- Also known as: Dor
- Created by: UTV Software Communications
- Written by: Rajesh Patel Zarina Mehta
- Directed by: Rajesh Patel
- Starring: See Below
- Opening theme: Maayke Se Bandhi Dor
- Country of origin: India
- Original language: Hindi
- No. of episodes: 170

Production
- Producer: Zarina Mehta
- Running time: 24 minutes
- Production company: UTV Software Communications

Original release
- Network: STAR Plus
- Release: 14 February – 2 October 2011

Related
- Kolangal

= Maayke Se Bandhi Dor =

Maayke Se Bandhi Dor is a soap opera that aired on Star Plus. It is a remake of the Sun TV Tamil serial Kolangal. The show ran from 14 February 2011 to 2 October 2011. The show was also broadcast on a television channel in Afghanistan called Ariana TV.

==Plot==
Set against a Marathi backdrop, Mayake Se Bandhi Dor is a tale about Avani, a young woman struggling against the social conventions that affect women in India. The show focuses on the themes of a woman's powers of forgiveness and pliability.

Avani is the sole bread-winner of her family and must support her mother, her brother, and her two sisters. Her mother is desperate to get her married but Avani has other plans. She wants to find homes and happiness for her brother and her two sisters first. At her mother's insistence, Avani finally agrees to give marriage a chance, but only on two conditions. The first condition is that she be able to continue to work after the marriage. The second condition is that she be able to continue to provide her salary to her family.

Avani meets Bhaskar who accepts her conditions and they agree to marry. The festivities begin but Bhaskar and his family have ulterior motives. They want to be the beneficiaries of Avani’s high salary and her affluent relatives, Kaka and Boss. Later, Bhaskar relents and asks Avani for forgiveness. Avani forgives him and they restart their relationship. Bhaskar's mother, Aii still hates Avani, however, because she thinks that Avani is stealing her son away from her. Then Avani sees her father alive, and Lata finds out that Aditi is gone so Avani and Bhaskar go to her house. Kartik and Abha marry. In the end, Avani forgives her father and Kaveri.

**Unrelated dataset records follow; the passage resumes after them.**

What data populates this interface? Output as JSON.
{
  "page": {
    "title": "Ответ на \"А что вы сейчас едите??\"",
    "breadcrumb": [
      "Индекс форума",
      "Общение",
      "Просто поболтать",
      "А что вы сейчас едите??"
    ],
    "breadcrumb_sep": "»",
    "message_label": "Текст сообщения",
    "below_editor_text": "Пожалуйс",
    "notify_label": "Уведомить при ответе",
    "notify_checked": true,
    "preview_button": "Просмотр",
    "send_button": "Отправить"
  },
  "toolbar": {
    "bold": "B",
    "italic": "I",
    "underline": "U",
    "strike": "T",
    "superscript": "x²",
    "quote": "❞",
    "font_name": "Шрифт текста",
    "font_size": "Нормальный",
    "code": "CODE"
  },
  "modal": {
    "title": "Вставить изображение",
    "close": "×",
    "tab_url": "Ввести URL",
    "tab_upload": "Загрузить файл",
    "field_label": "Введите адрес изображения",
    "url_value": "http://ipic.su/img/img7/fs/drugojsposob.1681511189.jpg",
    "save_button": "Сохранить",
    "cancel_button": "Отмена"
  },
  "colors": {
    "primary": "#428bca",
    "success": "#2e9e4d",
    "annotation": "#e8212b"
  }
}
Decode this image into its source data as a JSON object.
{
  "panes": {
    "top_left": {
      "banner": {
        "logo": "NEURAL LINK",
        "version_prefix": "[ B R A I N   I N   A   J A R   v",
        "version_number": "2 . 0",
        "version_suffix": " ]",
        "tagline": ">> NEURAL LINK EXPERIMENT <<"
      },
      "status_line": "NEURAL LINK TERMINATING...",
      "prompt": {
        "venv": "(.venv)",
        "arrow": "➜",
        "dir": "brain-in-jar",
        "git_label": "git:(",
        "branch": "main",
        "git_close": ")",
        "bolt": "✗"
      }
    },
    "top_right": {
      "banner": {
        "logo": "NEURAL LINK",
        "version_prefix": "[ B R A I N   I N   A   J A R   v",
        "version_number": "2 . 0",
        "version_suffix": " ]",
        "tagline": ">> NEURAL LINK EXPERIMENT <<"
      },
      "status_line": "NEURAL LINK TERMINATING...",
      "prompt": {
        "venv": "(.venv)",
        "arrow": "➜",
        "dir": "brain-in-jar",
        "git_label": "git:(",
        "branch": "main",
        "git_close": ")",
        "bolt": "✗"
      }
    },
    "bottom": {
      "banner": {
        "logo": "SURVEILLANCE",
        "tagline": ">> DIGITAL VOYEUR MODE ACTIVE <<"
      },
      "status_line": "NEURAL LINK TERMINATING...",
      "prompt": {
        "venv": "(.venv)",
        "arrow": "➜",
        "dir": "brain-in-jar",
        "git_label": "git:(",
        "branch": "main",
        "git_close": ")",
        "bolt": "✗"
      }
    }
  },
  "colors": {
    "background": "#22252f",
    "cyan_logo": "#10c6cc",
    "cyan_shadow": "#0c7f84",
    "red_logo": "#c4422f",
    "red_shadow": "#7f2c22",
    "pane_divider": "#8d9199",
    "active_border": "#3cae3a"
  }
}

Maayke Se Bandhi Dor ended on 2 October 2011, having aired 170 episodes.

==Cast==
===Main===
- Shweta Munshi as Avani
- Rohit Khurana as Bhaskhar

===Additional===
- Bharat Chawda as Muksaare
- Krutika Gaikwad as Aditi
- Ankur Moondhra as Rajesh
- Uvara Patil as Nit
- Bhuvnesh Mann as Karthik
- Aishwarya Narkar as Kaveri
- Rohini Hattangadi as Lata
- Anjan Srivastava as Mangesh
- Anand Goradia as Prabhu
- Riya Patil as Kid Avani
- Damini Joshi as Usha
- Vaishnavvi shukla as Aditi daughter

===Guest appearance===
- Pooja Gor as Pratigya from Mann Ki Awaaz Pratigya

==Production==
The production of the series began in August 2010. Initially supposed to premiere on an afternoon slot in December 2010. But, the CEO of UTV Santosh Nair wanted a prime slot which was not vacant then. Thus they waited for it and it premiered on 14 February 2011.

The series is based on the backdrop of Maharashtra.

==Reception==
Maayke Se Bandhi Dor is India's first television series filmed in a HD format for StarPlus.

The Indian Express rated two and half stars and said, "Shweta Munshi as Avni is a decent actress and so is Rohit Khurana who plays her fiancé. Rohini Hattangady as the Shashikala-meets-Lalita-Pawar mother-in-law digs deep into her saas role while Anjan Srivastav as the meek father is endearing and we want to shake up Aishwarya Narkar, the helpless ladki ki maa. The person who gets our goat is Aanand Goradia as the son-in-law, he goes absolutely OTT and speaks in a weird Maharashtrian accent."

The series since its inception could not garner good expected ratings. The wedding sequence of the leads garnered an average rating of 1.62 TVR. In third week of September 2011 it garnered 1.6 TVR.